A realistic understanding of a violent situation thus would be where one recognizes that a person would have to remain in the same situation and the person’s own resourcefulness in the face of violence is important. This view emphasizes upon the fact that any intervention which disrupts coping mechanisms rather than strengthening them, no matter what they intend to do is potentially dangerous. These are the very underlying assumptions of structural violence and this very approach was missing in the strategy of NGOs who were constantly projecting prevalence of malnutrition and rise in infections, while mobilising relief post demolitions. The responses of people clearly show that they had experienced trauma and for them, emerging from these symptoms was more difficult that the ones the NGOs were summarily targeting. Thus demolition is a continuous and complex situation of violence within which people have to cope with the stress and impact of violence.
This paper shows through the experiences and symptoms shared by the elders in the FGDs clearly reveals that just as in any other traumatic event, post demolitions not everyone experiences the event in the same way. Elders vis-a-vis others continue to experience symptoms months and even years after the traumatic event. People of Baba Nagar post demolitions traverse a broad range from retrieval of horrific memories, including intrusive thoughts to flashbacks and nightmares. The paper only gives an overview of the combination of mechanisms underlying demolitions and its effect on the elders of Baba Nagar. This is evident from a statement made by an elder woman who said ‘roz ka marna, marna nahi hai…..shamshan ghat pe rehna ulfat nahin hai… muut (excreata) ka kahna uljhan nahin hai par yeh roz ka marna maut se badtar hai’. She says that the death that they die every day is not seen as death despite the fact that they stay on the cremation ground, eat filth, live a life worse than death and this life is worse than death. The paper thus, illustrates the need to evolve multiple counselling strategies for the community in general and for elders in specific who till date have not emerged from the trauma of demolition’s.
Demolition as it can be seen triggers a host of other issues, which lead to conflicts and has become synonymous with being uprooted and experiences of violence. Demolition has aggravated the already fragile situation, and has become a ripe ground for ethnic/religious/caste tensions. Traumatized by the recurrent demolitions, elderly especially, are deprived of an opportunity to function normally.
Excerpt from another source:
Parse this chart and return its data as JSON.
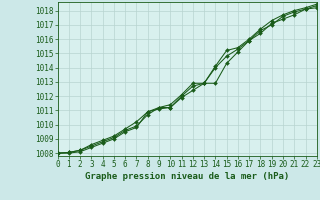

The article stresses the necessity of counselling to reach out to the needs of frail elders who required special support during demolitions as they could not carry out their daily life functions after the demolitions not only due to due to mental and physical health issues but due to depression and trauma. This section of the slum population has been overlooked as many elders, are so debilitated and neglected that they do not advocate for themselves or access the on-site services. They languish on their cots unnoticed, usually suffering in silence as busy volunteers and staff attended to the needs of more able-bodied evacuees.
Dr. Ruchi Sinha
Associate Professor and Chairperson, Centre for Criminology and Justice. Tata Institute of Social Sciences, Mumbai, India.